Benefits of inTrigue
There are five benefits inTrigue delivered to our pharmaceutical company client:
- Accurate Disease Insight
- Patient Finding
- Prevalence Insight
- Risk Mitigation
- Improved Financial Performance
Accurate Disease Insight
inTrigue identified the clinical evidence that is most predictive for a clinical assessment by clinicians that diagnose and treat patients with this rare disease. inTrigue also found a novel (new) predictor of the condition, which could be added to the clinical diagnostic assessment, to improve diagnostic precision.
Patient Finding
InTrigue identified patients hidden in an electronic records system. Given the rare condition, it would have been highly unlikely that these patients would have been correctly diagnosed until a serious exacerbating event had occurred to unmask finally the condition to a clinician.
Prevalence Insight
InTrigue redefined the prevalence of the rare disease, producing an empirical assessment as being more likely in the ranges of one in 300,000 and not one in 1,000,000 as originally supposed.
Risk Mitigation
inTrigue enables the pharmaceutical company to demonstrate to payers
and clinicians new ways to reduce clinical risk, by defining the treatment population with greater accuracy. Patients who would
benefit from the medicine are the ones who get it. inTrigue supports both payer and pharmaceutical company objectives to derive maximum value from their respective investments. And because inTrigue is so good at patient cohort identification, it helps in developing US FDA Risk Evaluation and Mitigation Strategies (REMS).

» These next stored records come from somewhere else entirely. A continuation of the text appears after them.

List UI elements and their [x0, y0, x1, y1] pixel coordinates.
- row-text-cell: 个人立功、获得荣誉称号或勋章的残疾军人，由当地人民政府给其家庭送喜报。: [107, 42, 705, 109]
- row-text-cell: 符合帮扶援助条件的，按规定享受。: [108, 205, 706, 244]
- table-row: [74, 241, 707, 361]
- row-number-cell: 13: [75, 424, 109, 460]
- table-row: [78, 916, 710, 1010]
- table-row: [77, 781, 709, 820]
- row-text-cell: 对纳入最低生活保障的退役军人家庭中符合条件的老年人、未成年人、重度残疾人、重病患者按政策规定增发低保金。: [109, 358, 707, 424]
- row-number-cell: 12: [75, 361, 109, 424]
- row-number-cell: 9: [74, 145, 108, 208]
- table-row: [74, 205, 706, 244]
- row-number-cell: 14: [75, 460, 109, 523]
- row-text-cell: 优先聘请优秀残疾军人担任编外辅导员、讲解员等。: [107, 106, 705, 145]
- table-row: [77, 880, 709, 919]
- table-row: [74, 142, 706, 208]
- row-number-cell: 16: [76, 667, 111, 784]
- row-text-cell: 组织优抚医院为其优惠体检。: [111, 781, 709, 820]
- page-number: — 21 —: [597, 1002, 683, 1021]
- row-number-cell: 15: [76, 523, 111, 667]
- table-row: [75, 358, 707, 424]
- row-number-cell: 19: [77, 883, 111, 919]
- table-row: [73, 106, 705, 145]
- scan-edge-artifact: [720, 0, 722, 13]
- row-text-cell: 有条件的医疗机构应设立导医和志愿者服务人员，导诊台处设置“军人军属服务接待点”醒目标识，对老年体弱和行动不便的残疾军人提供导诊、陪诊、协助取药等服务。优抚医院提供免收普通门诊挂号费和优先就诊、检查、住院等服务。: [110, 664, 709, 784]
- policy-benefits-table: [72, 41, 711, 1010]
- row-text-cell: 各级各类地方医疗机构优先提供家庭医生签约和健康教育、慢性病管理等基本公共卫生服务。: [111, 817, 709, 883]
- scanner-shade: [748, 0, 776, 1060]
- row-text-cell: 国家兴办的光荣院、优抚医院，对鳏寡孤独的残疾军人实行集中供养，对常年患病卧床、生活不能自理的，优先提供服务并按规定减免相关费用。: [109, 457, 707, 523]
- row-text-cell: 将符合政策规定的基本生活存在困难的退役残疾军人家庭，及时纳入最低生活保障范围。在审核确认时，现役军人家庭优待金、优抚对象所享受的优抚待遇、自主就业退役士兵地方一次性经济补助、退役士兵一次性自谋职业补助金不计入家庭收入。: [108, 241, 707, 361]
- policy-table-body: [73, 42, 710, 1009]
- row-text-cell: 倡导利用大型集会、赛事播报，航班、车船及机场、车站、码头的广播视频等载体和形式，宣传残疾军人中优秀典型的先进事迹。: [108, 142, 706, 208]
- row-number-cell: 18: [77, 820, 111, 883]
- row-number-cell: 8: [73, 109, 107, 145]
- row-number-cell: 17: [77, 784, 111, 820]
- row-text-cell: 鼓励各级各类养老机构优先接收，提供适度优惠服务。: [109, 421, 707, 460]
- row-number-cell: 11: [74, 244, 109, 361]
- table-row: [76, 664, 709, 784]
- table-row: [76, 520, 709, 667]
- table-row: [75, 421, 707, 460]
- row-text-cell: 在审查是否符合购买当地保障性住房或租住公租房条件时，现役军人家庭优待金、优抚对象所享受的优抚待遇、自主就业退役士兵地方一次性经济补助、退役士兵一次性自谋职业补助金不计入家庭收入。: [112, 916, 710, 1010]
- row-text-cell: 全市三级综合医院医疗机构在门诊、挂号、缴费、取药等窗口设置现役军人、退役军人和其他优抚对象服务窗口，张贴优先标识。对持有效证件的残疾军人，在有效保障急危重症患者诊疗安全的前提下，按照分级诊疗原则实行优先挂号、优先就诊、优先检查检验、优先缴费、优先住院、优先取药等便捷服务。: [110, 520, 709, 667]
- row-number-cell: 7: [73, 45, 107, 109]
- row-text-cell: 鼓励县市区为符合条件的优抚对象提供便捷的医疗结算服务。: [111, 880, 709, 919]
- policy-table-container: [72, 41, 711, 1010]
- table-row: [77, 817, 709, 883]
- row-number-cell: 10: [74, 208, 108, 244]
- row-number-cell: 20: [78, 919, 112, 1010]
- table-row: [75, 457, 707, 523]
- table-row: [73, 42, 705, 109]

Improved Financial Performance
inTrigue delivered world class precision which will enable this pharmaceutical company to better calibrate its market access strategy with market archetypes and payer preferences. Volv is working with the client to demonstrate improved clinical impact to tertiary and quaternary centres and to their specialist physicians. Uptake with these physicians shows that the specialist diagnosing physicians become the real buyers owing to the accuracy of Volv’s clinical tool sets in meeting payers’ buying behaviours. This reduces the costs of traditional market access and sales approaches by shifting effectively to a buyers’ market.
Summary: What does our approach do?
InTrigue is a case-finding prediction model that reshapes clinical practice by helping clinical specialists make better clinical diagnosis for precision and personalised medicine so that they can treat the precise cohort of patients that will benefit from a specific medicines.
• inTrigue uses known genetic biomarkers, phenotype markers, and cognitive markers and where evidence is available behavioural markers. inTrigue identifies digital biomarkers and novel disease predictors from the electronic records and literature.
• The prediction model continues to learn and become more accurate as the results of clinical use of the model in reviewing patients are fed back to it.
• Having moved the prevalence needle, inTrigue demonstrates precision case finding and has the capability of undertaking cohort identification for clinical trials by identifying the patients that fit the cohort profile.
• inTrigue assists human decision making, and helps reduce human subjectivity which hampers current decision making for clinical diagnosis, case finding and cohort creation.
References
Elstein A & Schwarz A. Clinical problem solving and diagnostic decision making: Selective review of the cognitive literature, BMJ. 325;2002.
Kopcke F et al. Evaluating predictive modelling algorithms to assess patient eligibility for clinical trials from routine data, BMC MIDM. 13;2013.
Miller CS. Skin-deep diagnosis: affective bias and zebra retreat complicating the diagnosis of systemic sclerosis. Am J Med Sci. 2013 Jan;345(1):53–6.
Miotto R & Weng C. Case-based reasoning using electronic health records efficiently identifies eligible patients for clinical trials. JAMIA. 22;2015.